/Fakeddit

r/Fakeddit New Multimodal Benchmark Dataset for Fine-grained Fake News Detection

Primary LanguagePython

Fakeddit

Kai Nakamura, Sharon Levy, and William Yang Wang. 2019. r/Fakeddit: A New Multimodal Benchmark Dataset for Fine-grained Fake News Detection It's not a subreddit. It's named Fakeddit because Fake News + Reddit = Fakeddit

Paper: https://arxiv.org/abs/1911.03854

Our lab: http://nlp.cs.ucsb.edu/index.html

Getting Started

Follow the instructions to download the dataset. You can download text, metadata, comment data, and image data.

Note that released test set is public. Private test set is used for leaderboard.

Please let us know if you encounter any problems by opening an issue or by directly contacting us.

Installation

Download text, metadata, and comments

Download the v1.0 dataset from here

Download the comment data from here

Download image data

The *.tsv dataset files have an image_url column which contain the image urls.

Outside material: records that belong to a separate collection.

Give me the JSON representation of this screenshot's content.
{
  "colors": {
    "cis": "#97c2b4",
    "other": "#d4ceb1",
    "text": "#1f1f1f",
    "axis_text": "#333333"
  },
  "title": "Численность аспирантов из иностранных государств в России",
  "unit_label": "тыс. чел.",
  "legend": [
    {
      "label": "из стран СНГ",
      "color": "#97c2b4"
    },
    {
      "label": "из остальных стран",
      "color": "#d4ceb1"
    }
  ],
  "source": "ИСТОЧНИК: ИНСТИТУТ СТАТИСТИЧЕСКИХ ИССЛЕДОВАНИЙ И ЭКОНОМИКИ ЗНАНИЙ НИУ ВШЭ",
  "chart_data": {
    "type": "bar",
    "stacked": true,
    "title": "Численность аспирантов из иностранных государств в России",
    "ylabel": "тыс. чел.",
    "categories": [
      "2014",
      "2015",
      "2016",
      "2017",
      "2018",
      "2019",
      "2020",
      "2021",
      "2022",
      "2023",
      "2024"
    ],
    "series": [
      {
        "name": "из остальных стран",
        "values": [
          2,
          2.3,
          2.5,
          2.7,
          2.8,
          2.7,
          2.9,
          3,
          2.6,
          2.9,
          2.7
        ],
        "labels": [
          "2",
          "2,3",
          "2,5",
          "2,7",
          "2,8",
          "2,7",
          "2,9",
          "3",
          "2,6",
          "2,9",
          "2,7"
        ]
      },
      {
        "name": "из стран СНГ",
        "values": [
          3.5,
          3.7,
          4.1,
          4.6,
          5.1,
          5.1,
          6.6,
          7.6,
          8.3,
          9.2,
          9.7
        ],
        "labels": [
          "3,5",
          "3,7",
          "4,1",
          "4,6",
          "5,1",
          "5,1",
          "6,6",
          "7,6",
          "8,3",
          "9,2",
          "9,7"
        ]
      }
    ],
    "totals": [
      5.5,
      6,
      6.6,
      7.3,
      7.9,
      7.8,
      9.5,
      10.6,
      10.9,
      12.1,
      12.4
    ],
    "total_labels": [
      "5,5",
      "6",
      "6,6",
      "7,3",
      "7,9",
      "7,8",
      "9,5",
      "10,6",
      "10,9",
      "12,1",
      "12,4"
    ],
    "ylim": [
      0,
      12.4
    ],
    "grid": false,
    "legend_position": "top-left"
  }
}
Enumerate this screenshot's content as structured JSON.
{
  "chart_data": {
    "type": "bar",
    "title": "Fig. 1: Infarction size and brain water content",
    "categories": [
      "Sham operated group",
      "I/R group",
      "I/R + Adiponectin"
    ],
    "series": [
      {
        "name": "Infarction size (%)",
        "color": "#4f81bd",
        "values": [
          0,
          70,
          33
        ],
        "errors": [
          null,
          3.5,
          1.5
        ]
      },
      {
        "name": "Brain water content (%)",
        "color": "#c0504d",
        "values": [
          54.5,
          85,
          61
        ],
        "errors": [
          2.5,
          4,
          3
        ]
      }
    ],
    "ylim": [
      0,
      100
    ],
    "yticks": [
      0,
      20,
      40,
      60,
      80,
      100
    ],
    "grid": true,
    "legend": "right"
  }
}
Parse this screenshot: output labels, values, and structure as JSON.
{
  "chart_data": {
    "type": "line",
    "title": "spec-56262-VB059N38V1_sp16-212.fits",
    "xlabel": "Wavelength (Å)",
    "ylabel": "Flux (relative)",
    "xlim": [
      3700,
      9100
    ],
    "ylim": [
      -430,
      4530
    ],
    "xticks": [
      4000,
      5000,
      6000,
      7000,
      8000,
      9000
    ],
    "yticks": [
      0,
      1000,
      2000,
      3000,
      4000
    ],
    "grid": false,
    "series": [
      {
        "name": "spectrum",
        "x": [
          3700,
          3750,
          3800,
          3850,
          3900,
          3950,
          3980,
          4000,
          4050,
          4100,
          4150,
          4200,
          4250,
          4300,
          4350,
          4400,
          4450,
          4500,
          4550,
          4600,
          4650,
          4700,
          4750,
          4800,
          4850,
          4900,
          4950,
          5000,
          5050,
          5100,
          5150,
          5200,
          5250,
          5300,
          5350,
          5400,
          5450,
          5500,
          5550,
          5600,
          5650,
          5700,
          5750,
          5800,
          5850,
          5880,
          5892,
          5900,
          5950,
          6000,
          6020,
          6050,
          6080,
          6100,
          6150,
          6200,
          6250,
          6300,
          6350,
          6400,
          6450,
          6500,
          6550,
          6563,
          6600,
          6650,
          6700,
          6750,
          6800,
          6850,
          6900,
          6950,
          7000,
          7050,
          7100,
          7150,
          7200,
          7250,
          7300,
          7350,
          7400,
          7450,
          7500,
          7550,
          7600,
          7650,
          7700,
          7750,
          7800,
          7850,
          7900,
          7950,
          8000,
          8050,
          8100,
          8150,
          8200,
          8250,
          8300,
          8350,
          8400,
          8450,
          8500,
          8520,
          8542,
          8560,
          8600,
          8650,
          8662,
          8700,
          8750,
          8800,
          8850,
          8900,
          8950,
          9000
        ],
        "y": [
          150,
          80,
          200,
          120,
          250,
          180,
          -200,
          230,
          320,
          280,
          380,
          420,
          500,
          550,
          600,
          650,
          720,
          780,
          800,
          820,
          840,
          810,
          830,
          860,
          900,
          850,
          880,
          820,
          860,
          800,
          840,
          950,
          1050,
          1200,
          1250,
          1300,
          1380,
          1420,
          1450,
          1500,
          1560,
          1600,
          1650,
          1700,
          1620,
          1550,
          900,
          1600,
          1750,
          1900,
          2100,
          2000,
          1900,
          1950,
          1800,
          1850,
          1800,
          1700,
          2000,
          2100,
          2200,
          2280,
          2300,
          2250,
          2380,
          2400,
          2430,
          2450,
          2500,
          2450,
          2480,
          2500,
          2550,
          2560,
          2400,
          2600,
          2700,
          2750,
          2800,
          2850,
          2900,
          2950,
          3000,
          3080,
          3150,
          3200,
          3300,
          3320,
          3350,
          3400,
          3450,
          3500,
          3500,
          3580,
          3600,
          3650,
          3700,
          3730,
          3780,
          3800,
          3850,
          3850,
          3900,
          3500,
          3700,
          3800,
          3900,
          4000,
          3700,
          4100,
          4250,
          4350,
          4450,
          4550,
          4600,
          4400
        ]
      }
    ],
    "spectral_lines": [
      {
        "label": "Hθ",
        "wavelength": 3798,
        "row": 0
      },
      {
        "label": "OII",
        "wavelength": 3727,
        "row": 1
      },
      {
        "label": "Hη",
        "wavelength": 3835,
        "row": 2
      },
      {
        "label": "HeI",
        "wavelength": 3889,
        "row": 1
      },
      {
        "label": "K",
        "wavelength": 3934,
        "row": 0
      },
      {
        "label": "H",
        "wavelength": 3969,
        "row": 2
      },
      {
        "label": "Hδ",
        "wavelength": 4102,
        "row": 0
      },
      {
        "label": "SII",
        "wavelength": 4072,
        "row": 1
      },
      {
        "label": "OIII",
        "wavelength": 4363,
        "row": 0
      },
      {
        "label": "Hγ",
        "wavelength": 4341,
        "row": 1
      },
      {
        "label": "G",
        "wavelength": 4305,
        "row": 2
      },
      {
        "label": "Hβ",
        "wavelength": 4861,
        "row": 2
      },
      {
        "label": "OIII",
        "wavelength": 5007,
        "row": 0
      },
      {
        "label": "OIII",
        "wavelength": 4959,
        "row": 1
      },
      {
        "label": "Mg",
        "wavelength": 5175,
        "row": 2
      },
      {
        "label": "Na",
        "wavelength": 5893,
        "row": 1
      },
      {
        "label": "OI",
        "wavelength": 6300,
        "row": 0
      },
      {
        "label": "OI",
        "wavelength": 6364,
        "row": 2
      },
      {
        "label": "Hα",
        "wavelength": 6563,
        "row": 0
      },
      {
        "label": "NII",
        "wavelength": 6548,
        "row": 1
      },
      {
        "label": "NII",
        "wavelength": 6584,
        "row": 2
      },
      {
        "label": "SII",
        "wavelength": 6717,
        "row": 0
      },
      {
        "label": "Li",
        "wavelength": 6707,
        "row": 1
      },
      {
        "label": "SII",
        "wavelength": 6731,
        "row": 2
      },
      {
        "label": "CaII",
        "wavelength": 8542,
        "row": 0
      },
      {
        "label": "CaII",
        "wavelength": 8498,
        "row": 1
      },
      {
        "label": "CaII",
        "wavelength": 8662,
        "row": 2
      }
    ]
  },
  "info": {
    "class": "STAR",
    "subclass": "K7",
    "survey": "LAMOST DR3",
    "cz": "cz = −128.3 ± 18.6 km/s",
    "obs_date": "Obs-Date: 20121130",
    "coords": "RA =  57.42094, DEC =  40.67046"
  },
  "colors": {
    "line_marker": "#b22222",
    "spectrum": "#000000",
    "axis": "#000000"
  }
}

For convenience, we have provided a script which will download the images for you. Please follow the instructions if you would like to use the attached script.

Fork or clone this repository and install required python libraries

$ git clone https://github.com/entitize/Fakeddit
$ cd Fakeddit
$ pip install -r requirements.txt

Copy image_downloader.py to the same directory/folder as where you downloaded the tsv files.

Run image_downloader.py in the new directory/folder

$ python image_downloader.py file

substitute file with either train.tsv, validate.tsv, or test.tsv

Note that you must run the image_downloader.py script 3 times to download the entire public dataset

Usage

train.tsv, validate.tsv, and test.tsv contain text and metadata for the training, validation, and public testing datasets respectively.

comments.tsv consists of comments made by Reddit users on submissions in the entire released dataset. Use the submission_id column to identify which submission the comment is associated with. Note that one submission can have zero, one, or multiple comments.